Yes, I admit it. I am just a bit of a believer in the old legend that bad luck awaits on Fridays the 13th. After my experience today it might be proof of a self-fulfilling prophecy.

Today's schedule called for a trip to Lake Park for meetings during the day. I was lucky to have company for the drive over and back, someone to share my extensive knowledge (kidding!) of the Staples Sub with. Thanks for being a good listener as I expounded on the intricacies of railroading in west central Minnesota.

The day's first train was an eastbound coal load headed up by a GE. We were just west of Perham when I spotted the oncoming headlight and made for the nearest crossing so I could get on the sunny side of this train. My travelling companion got a good laugh as I tried to clamber to the top of a handy snowbank while the train approached. His only comment upon my return was that he was looking for a tarp to cover me up as it would have been impossible to pull me out if I hadn't freed myself.


You can see the entire train stretched out in that photo. Now if only that darned power line didn't clog up an entire stretch of the West Staples Sub.

As we passed through DL I heard BNSF 9330 getting a warrant from Richards Spur to Wadena at Hawley. Given the hard work coal trains do coming up out the valley, I thought there was a chance I would beat him to the Lake Park curve. As we came into town I headed straight there, and as I rounded my curve here came the train around the first of his. I grabbed a few shots as he approached, and I like this one the best.


I know the engines are backlit, but I like how I can see much of the train. I also liked how the timing was almost perfect. Very un-Friday the 13th like, but I would pay later, both literally and figuratively.

We finished with our business, which included me having the chance to share a few of my shots on Flickr (thanks to a kick-fanny unsecured wireless connection at the Lake Park Library) with the guys I was working with. I think they get a kick out of my fascination with trains. Time to head for home.

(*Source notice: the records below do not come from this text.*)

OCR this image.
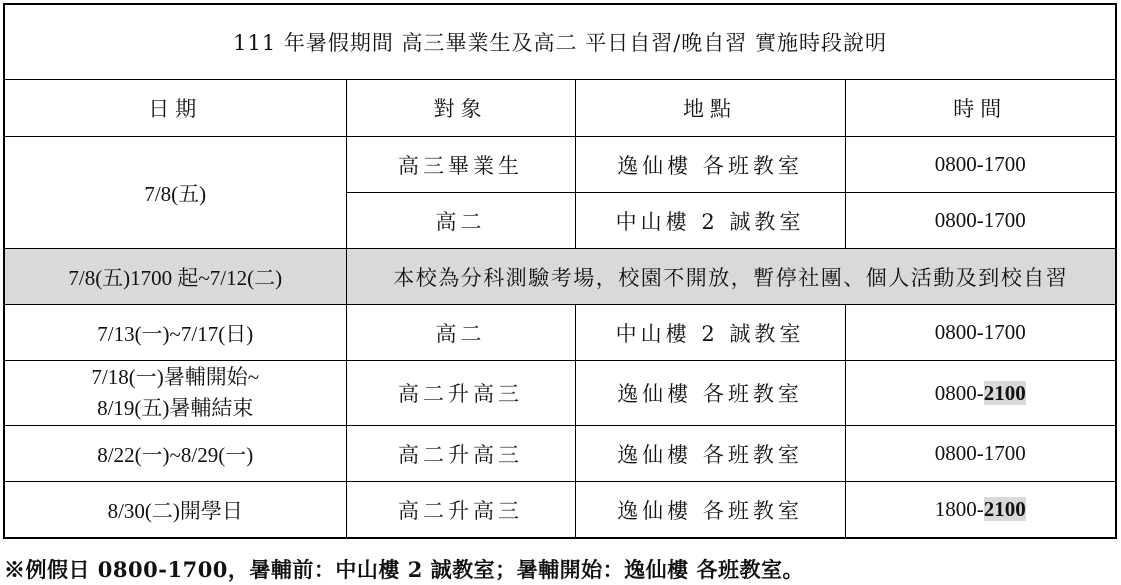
111 年暑假期間 高三畢業生及高二 平日自習/晚自習 實施時段說明			
日期	對象	地點	時間
7/8(五)	高三畢業生	逸仙樓 各班教室	0800-1700
	高二	中山樓 2 誠教室	0800-1700
7/8(五)1700 起~7/12(二)	本校為分科測驗考場，校園不開放，暫停社團、個人活動及到校自習		
7/13(一)~7/17(日)	高二	中山樓 2 誠教室	0800-1700

7/18(一)暑輔開始~
8/19(五)暑輔結束	高二升高三	逸仙樓 各班教室	0800-2100
8/22(一)~8/29(一)	高二升高三	逸仙樓 各班教室	0800-1700
8/30(二)開學日	高二升高三	逸仙樓 各班教室	1800-2100
※例假日 0800-1700，暑輔前：中山樓 2 誠教室；暑輔開始：逸仙樓 各班教室。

As we approached DL from the west, I heard the dispatcher rattling off warrants to eastbounds one after another. I figured I might have a chance at a fleet as they flew through the Frazee curves, with the sun in just about the right place. A quick stop in DL allowed the first train to pass us, and the second, the Wadena local, snuck by as well. I heard something with 40 axles pass the detector at MP 203 and made an educated guess to my passenger that we would be passing a short train, two engines and eight cars, somewhere between Frazee and Perham. Turns out the GP's on the local must have been loading very well today as we didn't catch him until we were east of Perham. By that time the sun was too far to the west to get a well lit shot.

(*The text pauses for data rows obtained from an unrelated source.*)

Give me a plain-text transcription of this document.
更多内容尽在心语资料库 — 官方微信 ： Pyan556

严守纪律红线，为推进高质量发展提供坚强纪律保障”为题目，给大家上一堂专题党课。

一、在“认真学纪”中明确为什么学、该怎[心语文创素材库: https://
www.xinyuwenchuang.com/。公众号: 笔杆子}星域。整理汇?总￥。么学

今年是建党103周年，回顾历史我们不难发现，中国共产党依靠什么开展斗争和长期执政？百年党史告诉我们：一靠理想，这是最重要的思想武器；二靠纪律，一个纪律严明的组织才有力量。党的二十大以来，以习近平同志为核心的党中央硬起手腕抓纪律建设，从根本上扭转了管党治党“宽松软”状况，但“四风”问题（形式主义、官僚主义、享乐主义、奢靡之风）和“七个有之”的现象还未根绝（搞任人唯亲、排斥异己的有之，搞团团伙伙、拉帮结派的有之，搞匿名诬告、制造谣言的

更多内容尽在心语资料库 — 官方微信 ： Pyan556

After discharging my passenger, I overtook the local between New York Mills and Wadena, with the aim of catching him at the crossing where the 4 lane ends just west of Wadena. I made it but just got a grab shot of the lead engine. Nothing at all special.

But I knew there was still an eastbound out there. I had heard him get a warrant, and this was my chance to try a new thing. I had spotted a fresh angle near the above crossing a few days earlier, and wanted to try it out. When I headed up the gravel road and turned around, I spotted a westbound approaching fast, and grabbed a shot from my new vantage point. I'm not totally happy with this due to the trees in the foreground, but if I can get the sun and train in the proper place at the same time, I might be able to put something together here.

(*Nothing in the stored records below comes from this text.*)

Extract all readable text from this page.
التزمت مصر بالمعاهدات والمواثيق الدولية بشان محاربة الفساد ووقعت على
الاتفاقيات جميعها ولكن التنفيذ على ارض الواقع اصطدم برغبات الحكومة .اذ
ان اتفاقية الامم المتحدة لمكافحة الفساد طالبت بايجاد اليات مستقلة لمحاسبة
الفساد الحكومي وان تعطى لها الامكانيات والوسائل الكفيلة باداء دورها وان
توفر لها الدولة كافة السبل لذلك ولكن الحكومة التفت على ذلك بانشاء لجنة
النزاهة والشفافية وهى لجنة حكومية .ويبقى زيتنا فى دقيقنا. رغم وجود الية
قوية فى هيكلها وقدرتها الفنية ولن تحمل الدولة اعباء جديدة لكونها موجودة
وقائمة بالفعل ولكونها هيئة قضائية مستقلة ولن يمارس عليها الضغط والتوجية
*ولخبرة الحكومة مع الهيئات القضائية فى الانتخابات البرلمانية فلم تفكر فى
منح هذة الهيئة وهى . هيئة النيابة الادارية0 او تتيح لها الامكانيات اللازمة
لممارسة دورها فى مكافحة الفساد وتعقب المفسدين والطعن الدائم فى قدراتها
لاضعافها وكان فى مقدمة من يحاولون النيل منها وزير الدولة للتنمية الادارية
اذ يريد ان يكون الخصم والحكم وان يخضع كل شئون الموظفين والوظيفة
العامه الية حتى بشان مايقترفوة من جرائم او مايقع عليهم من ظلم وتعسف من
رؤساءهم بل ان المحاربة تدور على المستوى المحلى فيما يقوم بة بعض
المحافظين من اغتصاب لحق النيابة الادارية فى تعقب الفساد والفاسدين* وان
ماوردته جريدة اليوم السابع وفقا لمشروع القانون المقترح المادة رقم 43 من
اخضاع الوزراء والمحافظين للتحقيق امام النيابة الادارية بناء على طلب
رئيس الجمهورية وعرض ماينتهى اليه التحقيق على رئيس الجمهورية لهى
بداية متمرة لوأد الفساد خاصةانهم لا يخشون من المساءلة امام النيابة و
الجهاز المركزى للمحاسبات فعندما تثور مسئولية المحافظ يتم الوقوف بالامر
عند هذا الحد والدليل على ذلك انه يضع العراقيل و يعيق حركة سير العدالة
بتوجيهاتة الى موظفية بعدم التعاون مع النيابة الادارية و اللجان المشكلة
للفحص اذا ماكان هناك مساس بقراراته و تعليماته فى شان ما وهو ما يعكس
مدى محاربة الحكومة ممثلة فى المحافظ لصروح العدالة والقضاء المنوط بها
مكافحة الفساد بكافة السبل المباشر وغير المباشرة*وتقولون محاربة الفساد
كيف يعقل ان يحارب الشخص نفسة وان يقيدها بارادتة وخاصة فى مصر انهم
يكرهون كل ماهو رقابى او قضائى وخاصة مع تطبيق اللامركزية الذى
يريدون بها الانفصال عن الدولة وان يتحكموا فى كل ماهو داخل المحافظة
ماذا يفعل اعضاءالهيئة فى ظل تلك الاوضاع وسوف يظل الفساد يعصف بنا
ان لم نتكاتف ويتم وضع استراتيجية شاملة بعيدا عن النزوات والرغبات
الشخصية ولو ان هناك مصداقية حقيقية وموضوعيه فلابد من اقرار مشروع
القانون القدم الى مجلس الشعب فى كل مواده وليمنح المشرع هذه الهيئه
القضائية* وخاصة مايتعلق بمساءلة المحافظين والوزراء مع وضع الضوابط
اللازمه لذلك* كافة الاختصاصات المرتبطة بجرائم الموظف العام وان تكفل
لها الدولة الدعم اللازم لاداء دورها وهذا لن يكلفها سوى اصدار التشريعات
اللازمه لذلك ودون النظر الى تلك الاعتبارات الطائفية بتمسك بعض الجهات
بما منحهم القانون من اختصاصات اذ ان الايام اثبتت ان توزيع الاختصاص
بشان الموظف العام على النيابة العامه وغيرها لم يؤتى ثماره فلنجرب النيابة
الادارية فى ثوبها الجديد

The eastbound was having FRED issues, and trying to ring up Fort Worth mechanical, which I chalked up to Friday the 13th. I decided to pull over and wait a few minutes for him, since he was less than 10 miles distant (I heard him pass the detector at 174.1). The county snowplow operator had done a bang-up job of winging back the plow bank, as I found when I pulled over to the edge of the road and promptly entered the ditch! A little rocking only served to get me more stuck, and I got out to examine my predicament. Oh, I was stuck all right. I called Mrs. L4T to bring a shovel from L4T world headquarters. After refelcting on my situation for a few more minutes, I decided a shovel was a futile effort and I also called a wrecker. Mrs. L4T beat the wrecker by less than 5 minutes, and I was still playing in the snow when my ticket out arrived. He hooked me up and had me back on the road in minutes. I only missed TWO trains due to the mishap, which momentarily stifled my desire to shoot photos.

However, as I got un-stuck, I heard the crew of the local tell the dispatcher they had tied down their power, locked the derail, and that their ride was there. Hmmmm, wonder where their power is? After paying the wrecker bill, I swung by Drywall Supply and sure enough, they had "yarded" their train and the GP's were purring south of the main.


With that, I headed for home. I don't know if I can blame my mishaps on Friday the 13th or not, but I like to think I can. At least that way I can pretend they will be behind me at midnight tonite. And even when there are roadblocks, remember, keep looking for trains.